DPRD Barito Utara Gelar RDP Bersama Masyarakat Adat

- Penulis

Kamis, 4 September 2025 - 13:43 WIB

facebook twitter whatsapp telegram line copy

URL berhasil dicopy

facebook icon twitter icon whatsapp icon telegram icon line icon copy

URL berhasil dicopy

Spread the love

DPRD Kabupaten Barito Utara, Kalimantan Tengah, menggelar Rapat Dengar Pendapat (RDP) bersama aliansi masyarakat dan perwakilan masyarakat adat, Rabu (3/9/2025). Forum yang berlangsung di ruang rapat paripurna DPRD Barito Utara ini menjadi ajang penyampaian aspirasi dan dialog antara masyarakat, pemerintah daerah, serta pemangku kepentingan lainnya.

 

RDP dihadiri langsung oleh Ketua DPRD Barito Utara Hj. Mery Rukaini, M.IP, Penjabat (Pj) Bupati Barito Utara Indra Gunawan, S.E., M.P.A., unsur Forkopimda termasuk Kapolres dan Dandim 1013/Muara Teweh, para anggota DPRD, serta tamu undangan.

ADVERTISEMENT

ads

SCROLL TO RESUME CONTENT

 

Kehadiran masyarakat adat menjadi perhatian utama, mengingat isu hak-hak adat dan tata kelola sumber daya alam di Barito Utara masih menjadi persoalan strategis yang membutuhkan penyelesaian bersama.

 

Ketua DPRD Hj. Mery Rukaini menegaskan bahwa RDP adalah salah satu instrumen demokrasi yang memberi ruang bagi masyarakat untuk menyampaikan aspirasi.
“Rapat dengar pendapat adalah ruang demokrasi. Kami ingin masyarakat memanfaatkannya dengan baik. DPRD sebagai wakil rakyat siap menjembatani aspirasi masyarakat dengan pemerintah daerah,” ujarnya.

 

Ia menambahkan, komunikasi yang terbuka akan menghasilkan keputusan yang lebih adil dan berpihak pada kepentingan bersama. “Kami berharap komunikasi antara masyarakat, pemerintah, dan perusahaan dapat berjalan baik sehingga solusi yang dihasilkan bisa adil untuk semua pihak,” imbuhnya.

 

Senada, Pj.

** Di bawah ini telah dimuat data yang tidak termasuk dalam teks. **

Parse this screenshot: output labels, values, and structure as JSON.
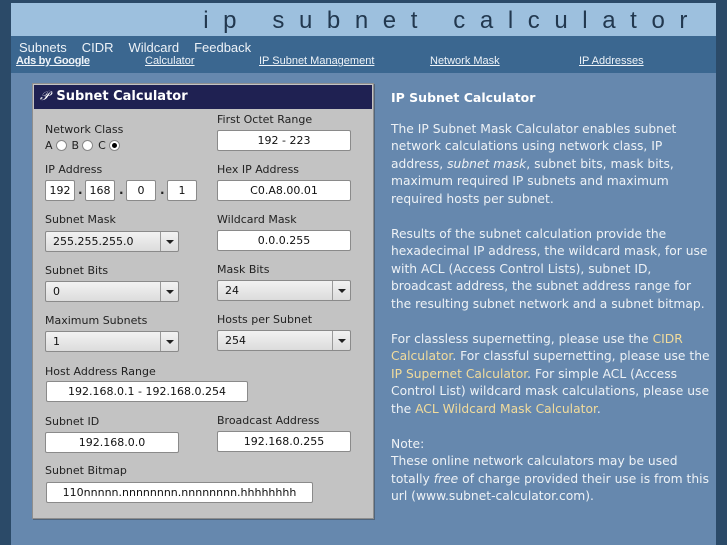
{
  "banner": {
    "title": "ip subnet calculator"
  },
  "nav": {
    "links": [
      "Subnets",
      "CIDR",
      "Wildcard",
      "Feedback"
    ]
  },
  "ads": {
    "label": "Ads by Google",
    "links": [
      "Calculator",
      "IP Subnet Management",
      "Network Mask",
      "IP Addresses"
    ]
  },
  "calculator": {
    "title": "Subnet Calculator",
    "logo_glyph": "𝒫",
    "network_class": {
      "label": "Network Class",
      "options": [
        "A",
        "B",
        "C"
      ],
      "selected": "C"
    },
    "first_octet_range": {
      "label": "First Octet Range",
      "value": "192 - 223"
    },
    "ip_address": {
      "label": "IP Address",
      "octets": [
        "192",
        "168",
        "0",
        "1"
      ],
      "separator": "."
    },
    "hex_ip": {
      "label": "Hex IP Address",
      "value": "C0.A8.00.01"
    },
    "subnet_mask": {
      "label": "Subnet Mask",
      "value": "255.255.255.0"
    },
    "wildcard_mask": {
      "label": "Wildcard Mask",
      "value": "0.0.0.255"
    },
    "subnet_bits": {
      "label": "Subnet Bits",
      "value": "0"
    },
    "mask_bits": {
      "label": "Mask Bits",
      "value": "24"
    },
    "max_subnets": {
      "label": "Maximum Subnets",
      "value": "1"
    },
    "hosts_per_subnet": {
      "label": "Hosts per Subnet",
      "value": "254"
    },
    "host_range": {
      "label": "Host Address Range",
      "value": "192.168.0.1 - 192.168.0.254"
    },
    "subnet_id": {
      "label": "Subnet ID",
      "value": "192.168.0.0"
    },
    "broadcast": {
      "label": "Broadcast Address",
      "value": "192.168.0.255"
    },
    "bitmap": {
      "label": "Subnet Bitmap",
      "value": "110nnnnn.nnnnnnnn.nnnnnnnn.hhhhhhhh"
    }
  },
  "description": {
    "heading": "IP Subnet Calculator",
    "p1_pre": "The IP Subnet Mask Calculator enables subnet network calculations using network class, IP address, ",
    "p1_em": "subnet mask",
    "p1_post": ", subnet bits, mask bits, maximum required IP subnets and maximum required hosts per subnet.",
    "p2": "Results of the subnet calculation provide the hexadecimal IP address, the wildcard mask, for use with ACL (Access Control Lists), subnet ID, broadcast address, the subnet address range for the resulting subnet network and a subnet bitmap.",
    "p3_a": "For classless supernetting, please use the ",
    "p3_link1": "CIDR Calculator",
    "p3_b": ". For classful supernetting, please use the ",
    "p3_link2": "IP Supernet Calculator",
    "p3_c": ". For simple ACL (Access Control List) wildcard mask calculations, please use the ",
    "p3_link3": "ACL Wildcard Mask Calculator",
    "p3_d": ".",
    "note_label": "Note:",
    "note_pre": "These online network calculators may be used totally ",
    "note_em": "free",
    "note_post": " of charge provided their use is from this url (www.subnet-calculator.com)."
  },
  "colors": {
    "page_bg": "#6688ae",
    "banner_bg": "#9dc0de",
    "nav_bg": "#3b6790",
    "panel_header_bg": "#1f2152",
    "link_accent": "#f2dc9c"
  }
}
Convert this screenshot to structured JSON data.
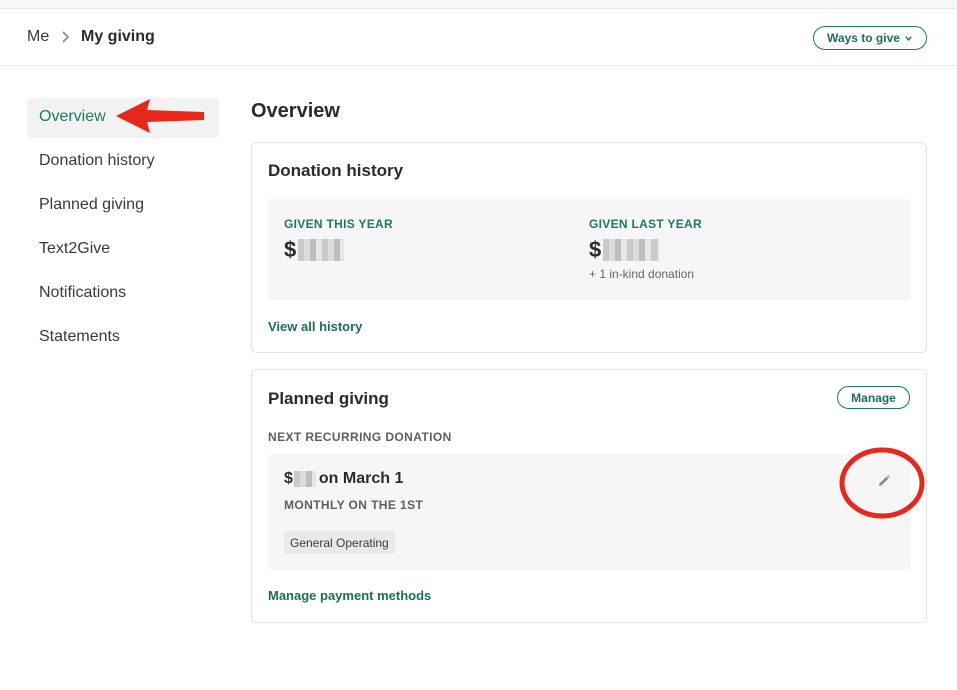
{
  "breadcrumb": {
    "root": "Me",
    "current": "My giving"
  },
  "header": {
    "ways_to_give_label": "Ways to give"
  },
  "sidebar": {
    "items": [
      {
        "label": "Overview",
        "active": true
      },
      {
        "label": "Donation history",
        "active": false
      },
      {
        "label": "Planned giving",
        "active": false
      },
      {
        "label": "Text2Give",
        "active": false
      },
      {
        "label": "Notifications",
        "active": false
      },
      {
        "label": "Statements",
        "active": false
      }
    ]
  },
  "main": {
    "title": "Overview",
    "donation_history": {
      "title": "Donation history",
      "given_this_year_label": "GIVEN THIS YEAR",
      "given_this_year_value": "$",
      "given_last_year_label": "GIVEN LAST YEAR",
      "given_last_year_value": "$",
      "in_kind_note": "+ 1 in-kind donation",
      "view_all_link": "View all history"
    },
    "planned_giving": {
      "title": "Planned giving",
      "manage_label": "Manage",
      "next_label": "NEXT RECURRING DONATION",
      "amount_prefix": "$",
      "date_text": "on March 1",
      "frequency": "MONTHLY ON THE 1ST",
      "fund_tag": "General Operating",
      "payment_link": "Manage payment methods"
    }
  },
  "colors": {
    "accent": "#1b7a67",
    "annotation": "#e8271b"
  },
  "icons": [
    "chevron-right-icon",
    "chevron-down-icon",
    "pencil-icon"
  ]
}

Bupati Barito Utara Indra Gunawan menekankan pentingnya sinergi antara pemerintah daerah, DPRD, perusahaan, dan masyarakat adat. Menurutnya, kolaborasi yang baik akan meminimalisasi konflik sekaligus memperkuat pembangunan berkelanjutan.
“Pemerintah Kabupaten Barito Utara berkomitmen mendengar dan mencari jalan keluar terbaik bersama masyarakat. Kami ingin memastikan kebijakan pembangunan tidak merugikan masyarakat, terutama mereka yang memiliki hak dan kearifan lokal yang harus dihormati,” tegas Indra.

 

Dalam forum tersebut, Aryosi Jiono, S.Pd., Pj. Damang Kepala Adat Kecamatan Lahei, menyampaikan aspirasi terkait keberadaan Rancangan Peraturan Daerah (Raperda) tentang Pengakuan dan Perlindungan Masyarakat Hukum Adat.
“Selama ini Perda perlindungan hukum adat di wilayah kita belum ada. Kami ingin adat istiadat yang sudah berjalan memiliki regulasi yang jelas. Kearifan lokal sering kali diabaikan, padahal itu identitas kita,” ujarnya.

 

Aryosi menegaskan bahwa pengesahan Perda Masyarakat Adat akan menjadi tonggak penting bagi pelestarian tradisi sekaligus memberikan dasar hukum yang kuat bagi pemangku adat dalam melaksanakan tugasnya.
“Kami minta Dewan segera menghadirkan Perda bagi masyarakat adat. Dengan adanya regulasi, adat istiadat dapat dijalankan dengan baik dan benar,” tegasnya.

 

Selain isu masyarakat adat, sejumlah warga juga menyampaikan keluhan terkait aktivitas perusahaan pertambangan di Barito Utara. Mereka menyoroti dampak lingkungan, akses lahan, hingga potensi kerugian sosial yang dirasakan masyarakat sekitar.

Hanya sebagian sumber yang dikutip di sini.